在一个优选实例中，合成基因的抗CD20单克隆抗体在哺乳动物细胞，如HEK-293细胞中的表达量是天然基因的抗CD20单克隆抗体的至少120％，150％甚至190％。
在一个优选实例中，该抗CD20单克隆抗体为嵌合抗体，其轻链的恒定区可为人κ和λ型序列，优选κ型序列，重链的恒定区为人IgG1，IgG2，IgG3，IgG4和IgM型序列，优选IgG1型序列。
本发明的目的在于提供一套高效表达的哺乳动物细胞表达载体。
在一个优选实例中，将neo基因与抗CD20单克隆抗体的重链基因构建在同一个操纵子中，位于抗CD20单克隆抗体的重链基因后IRES序列的后面，因而该载体弱化了选择性标记基因neo的表达，使通过G418的筛选获得neo基因和抗CD20单克隆抗体的重链基因同时高表达的重组CHO细胞克隆。

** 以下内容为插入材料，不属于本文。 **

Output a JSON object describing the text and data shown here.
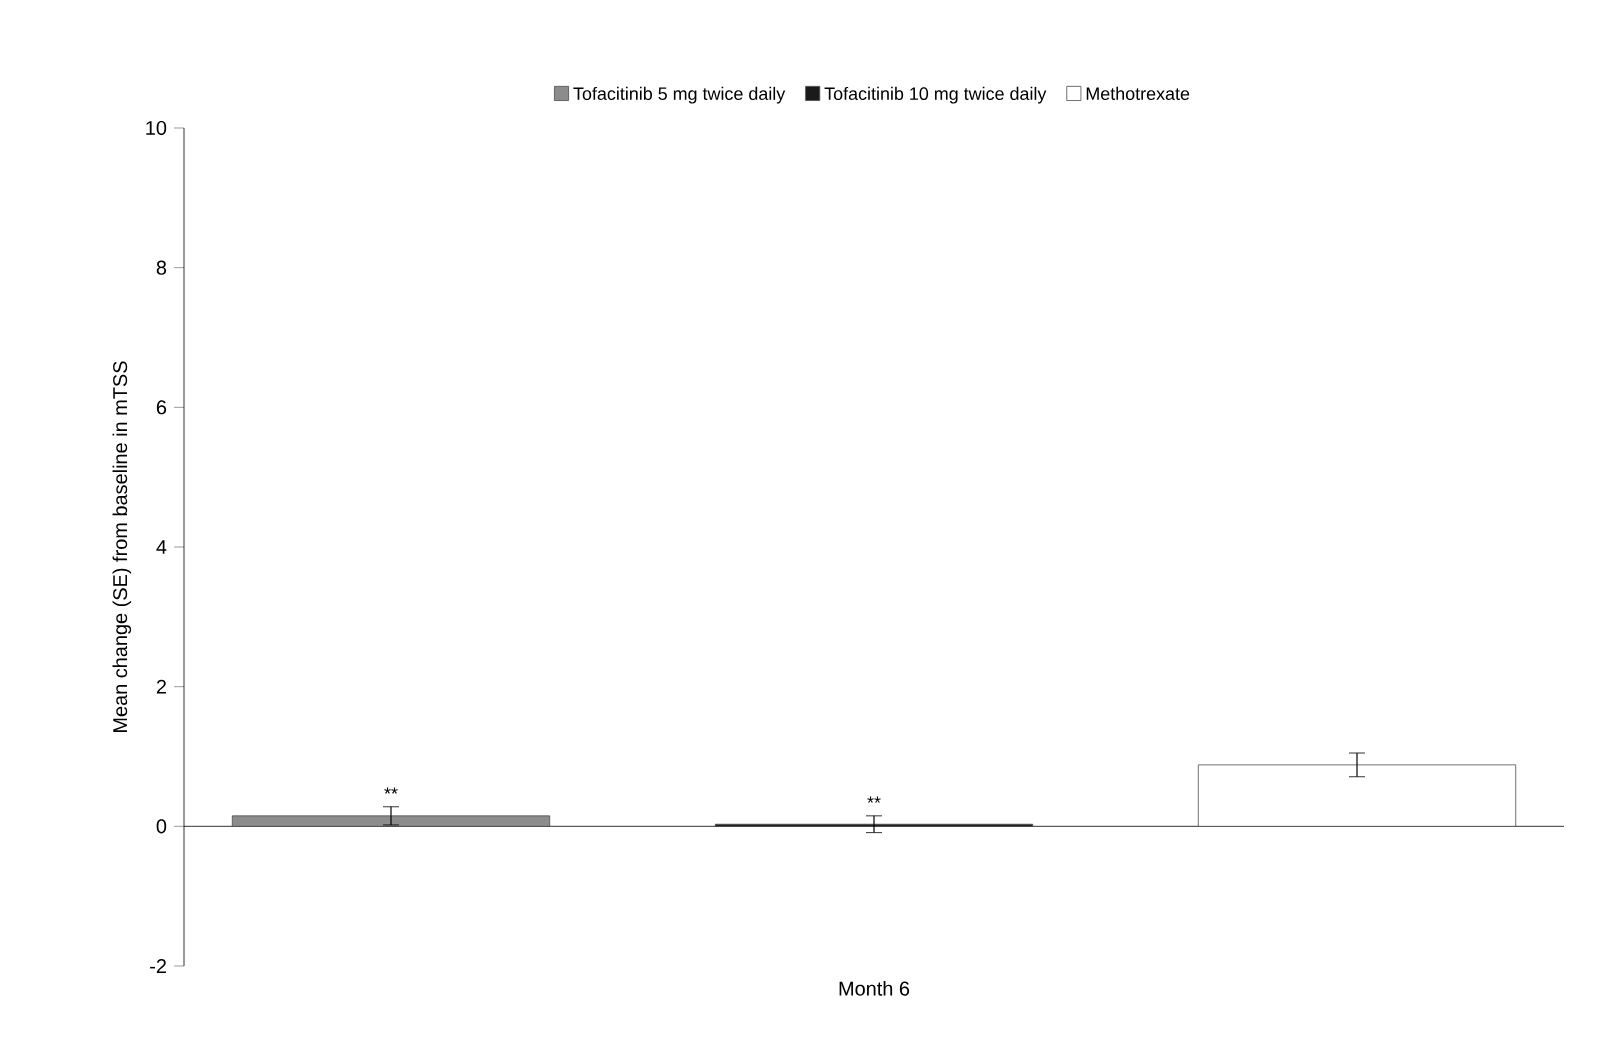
{
  "chart_data": {
    "type": "bar",
    "xlabel": "Month 6",
    "ylabel": "Mean change (SE) from baseline in mTSS",
    "categories": [
      null
    ],
    "series": [
      {
        "name": "Tofacitinib 5 mg twice daily",
        "color": "#8c8c8c",
        "values": [
          0.15
        ],
        "errors": [
          0.13
        ]
      },
      {
        "name": "Tofacitinib 10 mg twice daily",
        "color": "#1a1a1a",
        "values": [
          0.03
        ],
        "errors": [
          0.12
        ]
      },
      {
        "name": "Methotrexate",
        "color": "#ffffff",
        "values": [
          0.88
        ],
        "errors": [
          0.17
        ]
      }
    ],
    "annotations": [
      "**",
      "**"
    ],
    "ylim": [
      -2,
      10
    ],
    "yticks": [
      -2,
      0,
      2,
      4,
      6,
      8,
      10
    ],
    "legend": "top"
  }
}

在一个优选实例中，将neo基因与抗CD20单克隆抗体的重链基因构建在同一个操纵子中，位于抗CD20单克隆抗体的重链基因后IRES序列的后面，将hyg基因和抗CD20单克隆抗体的轻链基因构建在同一个操纵子中，位于抗CD20单克隆抗体的轻链基因后IRES序列的后面，因而该载体弱化了选择性标志基因neo和hyg的表达，使通过G418和hygmycin B的筛选获得neo基因与抗CD20单克隆抗体重链基因同时高表达和hyg基因与抗CD20单克隆抗体轻链基因同时高表达的重组CHO细胞克隆。
在一个优选实例中，将neo基因与抗CD20单克隆抗体的重链基因构建在同一个操纵子中，位于抗CD20单克隆抗体的重链基因后IRES序列的后面，因而该载体弱化了选择性标志基因neo的表达，使通过G418的筛选获得neo基因与抗CD20单克隆抗体重链基因同时高表达的重组CHO细胞克隆。将dhfr基因和抗CD20单克隆抗体的轻链基因构建在同一个操纵子中，位于抗CD20单克隆抗体的轻链基因后IRES序列的后面，因而该载体弱化了扩增基因dhfr的表达，因而在MTX压力培养条件下，能筛选到dhfr基因和抗CD20单克隆抗体轻链同时高表达的重组CHO细胞。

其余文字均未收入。